One of the more closely-watched Senate contests of 2016 won’t be bound by a so-called people’s pledge after all.
Sen. Kelly Ayotte, the Republican incumbent, and Democratic Gov. Maggie Hassan have failed to reach an agreement to limit the influence of outside political groups in the race.
The pledge was first proposed by Ayotte on Thursday. It called for both campaigns to “work together” to discourage third-party spending on radio, television and digital advertising. In a letter to Ayotte on Friday morning, Hassan raised the stakes by proposing the two campaigns also agree to spend no more than $15 million each.
Ayotte refused, and in a statement said the governor’s counterproposal was her attempt to “kill” the pledge without outright rejecting it. “This move is politician speak for ‘I do not want to sign the People’s Pledge,’” Ayotte said.
Three outside groups have already dropped $2.6 million on the Ayotte-Hassan contest, including almost $1.9 million in TV and digital ads that would be off-limits under the pledge.
Last summer, before Hassan officially entered the race, the Senate Majority PAC funded $600,000 in TV ads attacking Ayotte. But most of the ad spending - more than $1.3 million – benefits the incumbent, which Hassan’s campaign manager, Marc Goldberg, was quick to criticize.
“[While] Senator Ayotte feigns interest in reining in outside spending, her dark money allies announced tens of thousands of dollars in additional spending on her behalf,” he said in a statement.
So-called dark money is spending by groups that don't disclose their donors. It's been growing in recent elections, and dark-money groups like Americans for Prosperity are expected to play a role in this year's Senate elections.
This is the second time in as many elections that a pledge has failed in a New Hampshire Senate race.

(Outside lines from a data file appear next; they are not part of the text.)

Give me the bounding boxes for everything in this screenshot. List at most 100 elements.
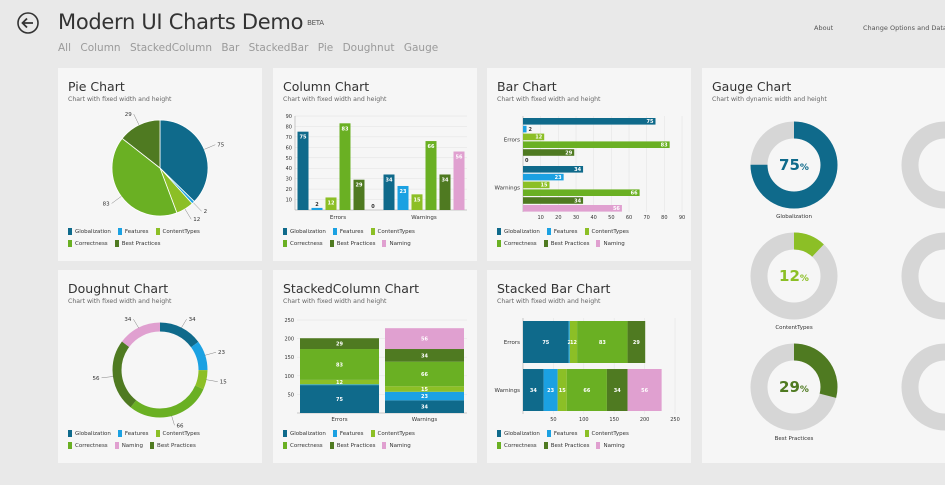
nav-item-bar[interactable]: Bar bbox=[221, 42, 240, 54]
stacked-bar-data-label: 56 bbox=[641, 388, 648, 394]
pie-chart-panel: Pie Chart Chart with fixed width and hei… bbox=[58, 68, 262, 261]
legend-swatch bbox=[68, 228, 72, 235]
nav-item-doughnut[interactable]: Doughnut bbox=[342, 42, 395, 54]
legend-item-contenttypes: ContentTypes bbox=[584, 428, 629, 440]
legend-item-contenttypes: ContentTypes bbox=[370, 226, 415, 238]
legend-item-contenttypes: ContentTypes bbox=[370, 428, 415, 440]
gauge-percent-sign: % bbox=[800, 274, 809, 284]
legend-label: ContentTypes bbox=[162, 229, 200, 235]
legend-label: Features bbox=[339, 431, 364, 437]
legend-label: Naming bbox=[121, 443, 144, 449]
nav-item-all[interactable]: All bbox=[58, 42, 72, 54]
legend-item-best-practices: Best Practices bbox=[329, 440, 375, 452]
stacked-column-data-label: 34 bbox=[421, 353, 428, 359]
x-tick-label: Errors bbox=[330, 215, 346, 221]
stacked-bar-data-label: 23 bbox=[547, 388, 554, 394]
legend-item-correctness: Correctness bbox=[283, 440, 323, 452]
legend-swatch bbox=[543, 240, 548, 247]
legend-label: Features bbox=[124, 431, 149, 437]
gauge-percent-sign: % bbox=[800, 385, 809, 395]
legend-swatch bbox=[155, 430, 160, 437]
legend-label: Globalization bbox=[75, 431, 111, 437]
nav-item-pie[interactable]: Pie bbox=[317, 42, 334, 54]
legend-label: Features bbox=[124, 229, 149, 235]
change-options-link[interactable]: Change Options and Data bbox=[863, 24, 945, 32]
panel-title: Column Chart bbox=[283, 79, 370, 94]
bar-legend: Globalization Features ContentTypes Correct… bbox=[497, 226, 682, 250]
gauge-chart-panel: Gauge Chart Chart with dynamic width and… bbox=[702, 68, 945, 463]
column-legend: Globalization Features ContentTypes Correct… bbox=[283, 226, 468, 250]
stacked-bar-segment-contenttypes bbox=[569, 321, 578, 363]
legend-label: Features bbox=[339, 229, 364, 235]
stacked-column-segment-best-practices bbox=[300, 338, 379, 350]
legend-swatch bbox=[546, 228, 551, 235]
legend-label: Globalization bbox=[504, 229, 540, 235]
doughnut-data-label: 66 bbox=[176, 423, 183, 429]
stacked-column-data-label: 23 bbox=[421, 394, 428, 400]
legend-label: ContentTypes bbox=[591, 229, 629, 235]
gauge-arc-globalization bbox=[750, 121, 838, 209]
bar-chart: 10 20 30 40 50 60 70 80 90 75 212 83 29 0 Errors 34 23 15… bbox=[495, 116, 685, 221]
legend-swatch bbox=[329, 442, 334, 449]
stacked-bar-segment-best-practices bbox=[627, 321, 646, 363]
column-data-label: 23 bbox=[400, 189, 407, 195]
x-tick-label: 90 bbox=[679, 215, 685, 221]
bar-data-label: 83 bbox=[661, 143, 668, 149]
stacked-bar-data-label: 83 bbox=[599, 340, 606, 346]
legend-label: Best Practices bbox=[121, 241, 161, 247]
stacked-bar-data-label: 34 bbox=[530, 388, 537, 394]
legend-item-contenttypes: ContentTypes bbox=[155, 226, 200, 238]
legend-item-globalization: Globalization bbox=[68, 226, 111, 238]
stacked-column-segment-globalization bbox=[300, 385, 379, 413]
nav-item-stackedbar[interactable]: StackedBar bbox=[248, 42, 309, 54]
pie-leader-line bbox=[204, 144, 216, 150]
doughnut-leader-line bbox=[171, 415, 175, 426]
about-link[interactable]: About bbox=[814, 24, 834, 32]
legend-item-naming: Naming bbox=[382, 238, 411, 250]
doughnut-data-label: 34 bbox=[124, 317, 131, 323]
doughnut-legend: Globalization Features ContentTypes Correct… bbox=[68, 428, 253, 452]
legend-item-correctness: Correctness bbox=[68, 238, 108, 250]
back-arrow-icon[interactable] bbox=[17, 12, 39, 34]
column-data-label: 34 bbox=[442, 177, 449, 183]
y-tick-label: Errors bbox=[504, 137, 520, 143]
legend-label: Correctness bbox=[290, 241, 323, 247]
legend-item-naming: Naming bbox=[596, 440, 625, 452]
legend-label: Best Practices bbox=[157, 443, 196, 449]
y-tick-label: 90 bbox=[286, 114, 292, 120]
nav-item-stackedcolumn[interactable]: StackedColumn bbox=[129, 42, 212, 54]
column-bar-correctness bbox=[339, 123, 351, 210]
bar-data-label: 29 bbox=[565, 150, 572, 156]
gauge-value: 29% bbox=[779, 378, 809, 396]
legend-item-correctness: Correctness bbox=[283, 238, 323, 250]
stacked-column-data-label: 56 bbox=[421, 337, 428, 343]
legend-item-features: Features bbox=[546, 428, 578, 440]
x-tick-label: 200 bbox=[640, 417, 650, 423]
column-data-label: 83 bbox=[342, 126, 349, 132]
stacked-bar-data-label: 66 bbox=[583, 388, 590, 394]
column-data-label: 2 bbox=[315, 202, 319, 208]
panel-title: Gauge Chart bbox=[712, 79, 792, 94]
panel-title: Pie Chart bbox=[68, 79, 125, 94]
doughnut-data-label: 23 bbox=[218, 350, 225, 356]
panel-subtitle: Chart with fixed width and height bbox=[283, 96, 387, 103]
nav-item-gauge[interactable]: Gauge bbox=[403, 42, 439, 54]
doughnut-chart-panel: Doughnut Chart Chart with fixed width an… bbox=[58, 270, 262, 463]
column-data-label: 66 bbox=[428, 144, 435, 150]
y-tick-label: 50 bbox=[288, 392, 294, 398]
bar-chart-panel: Bar Chart Chart with fixed width and hei… bbox=[487, 68, 691, 261]
column-chart: 10 20 30 40 50 60 70 80 90 75 2 12 83 29 0 Errors 34 23 15… bbox=[286, 114, 467, 221]
legend-item-features: Features bbox=[117, 226, 149, 238]
legend-label: ContentTypes bbox=[377, 229, 415, 235]
stacked-bar-segment-features bbox=[568, 321, 570, 363]
y-tick-label: 10 bbox=[286, 198, 292, 204]
y-tick-label: 70 bbox=[286, 135, 292, 141]
nav-item-column[interactable]: Column bbox=[80, 42, 121, 54]
legend-label: Best Practices bbox=[336, 241, 376, 247]
legend-swatch bbox=[117, 430, 122, 437]
x-tick-label: 30 bbox=[573, 215, 579, 221]
doughnut-segment-best-practices bbox=[112, 322, 208, 418]
column-bar-features bbox=[397, 185, 409, 210]
y-tick-label: 80 bbox=[286, 124, 292, 130]
legend-item-best-practices: Best Practices bbox=[114, 238, 161, 250]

Sen. Jeanne Shaheen called for one in her 2014 re-election campaign against former Massachusetts Sen. Scott Brown. Brown rejected the idea, and outside groups – including several that are already invested in Hassan-Ayotte – went on to spend close to $30 million. Add in the $25.6 million spent by the two campaigns, and it was the most expensive election in New Hampshire history.
Pledges can effectively eliminate millions of dollars’ worth of television advertising, much of it negative.

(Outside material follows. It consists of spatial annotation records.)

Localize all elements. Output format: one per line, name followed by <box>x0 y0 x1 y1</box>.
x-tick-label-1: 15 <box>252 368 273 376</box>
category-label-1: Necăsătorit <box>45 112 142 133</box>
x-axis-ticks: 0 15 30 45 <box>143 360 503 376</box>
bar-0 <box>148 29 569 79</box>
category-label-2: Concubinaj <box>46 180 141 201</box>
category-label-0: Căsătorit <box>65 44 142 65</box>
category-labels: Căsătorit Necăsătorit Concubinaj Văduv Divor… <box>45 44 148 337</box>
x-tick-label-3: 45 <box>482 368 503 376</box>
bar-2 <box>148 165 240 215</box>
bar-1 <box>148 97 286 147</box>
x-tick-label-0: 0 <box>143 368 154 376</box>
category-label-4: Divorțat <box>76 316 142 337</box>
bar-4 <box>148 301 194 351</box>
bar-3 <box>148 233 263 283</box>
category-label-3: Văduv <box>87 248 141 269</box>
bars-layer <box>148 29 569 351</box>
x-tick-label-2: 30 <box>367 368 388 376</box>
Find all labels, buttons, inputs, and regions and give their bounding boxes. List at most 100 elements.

When Brown and Elizabeth Warren agreed to a pledge in Massachusetts in 2012, outside spending accounted for just over $8 million in the race or about 9 percent of the total spent. By comparison, a heavily contested Senate race in Virginia that year attracted more than $52 million, or 62 percent of the total, from independent groups.
Pledges typically don’t prohibit outside spending on voter contact. That was the case in the Brown-Warren race. As the graph below shows, independent groups funded direct mail and other get-out-the-vote activities late in the campaign.

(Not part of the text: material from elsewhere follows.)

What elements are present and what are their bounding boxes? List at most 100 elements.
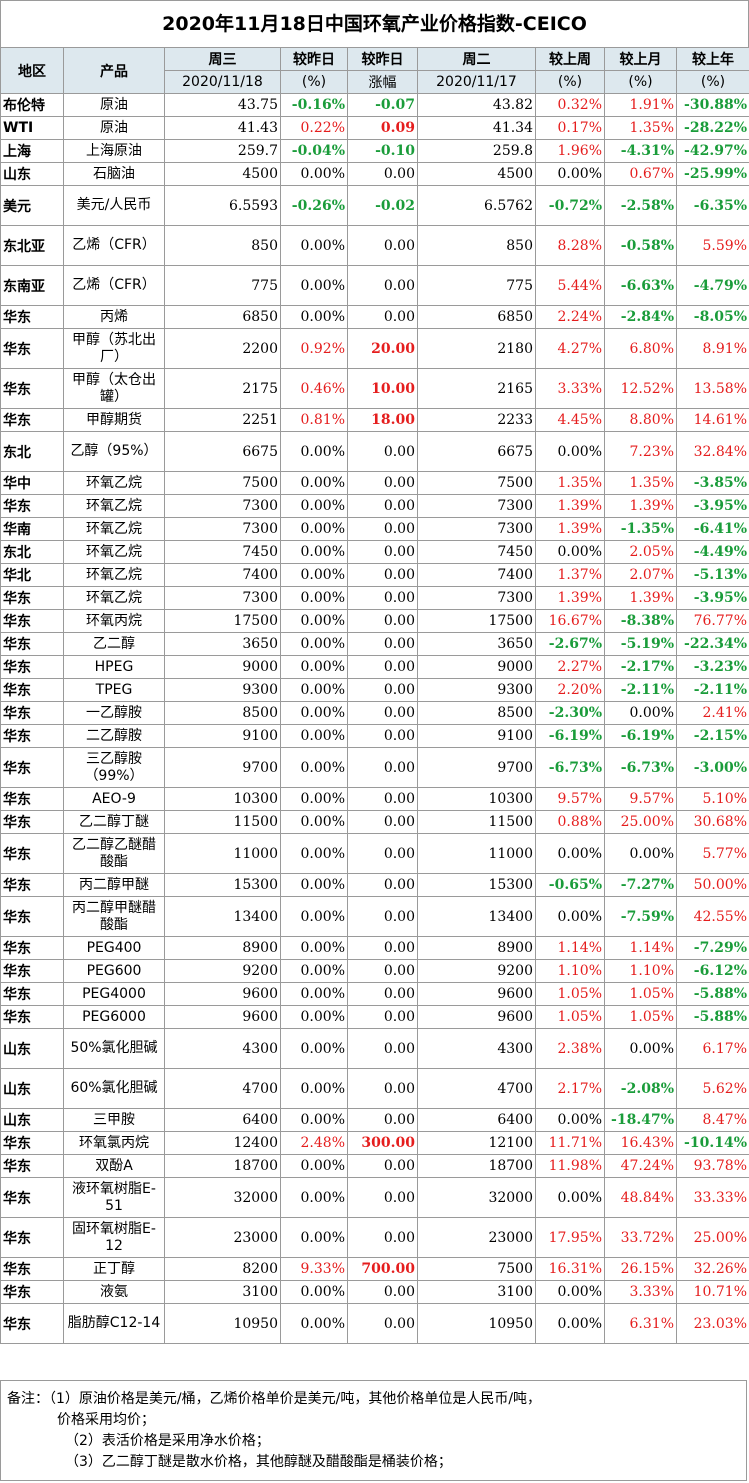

The Hassan-Ayotte race is expected to be consequential. Roll Call predicts it will be one of about a dozen contests that could determine which party controls the Senate in the next Congress.
Both candidates make compelling arguments in favor of limiting the influence of outside spending. But it’s also true that campaign-finance reform is more popular with voters this year than ever.
Democrat Bernie Sanders, who won this week’s New Hampshire primary by more than 20 points, has made overhauling federal campaign-finance rules a major plank in his presidential platform. Many Granite State voters who helped billionaire businessman Donald Trump win the Republican primary by 17 points said they liked the fact that he didn’t need wealthy donors.
And since last summer, numerous polls have found that Americans from both parties are angry about the role of money in politics. A recent survey by the Pew Research Center found that 76 percent say money has greater influence on politics than ever before.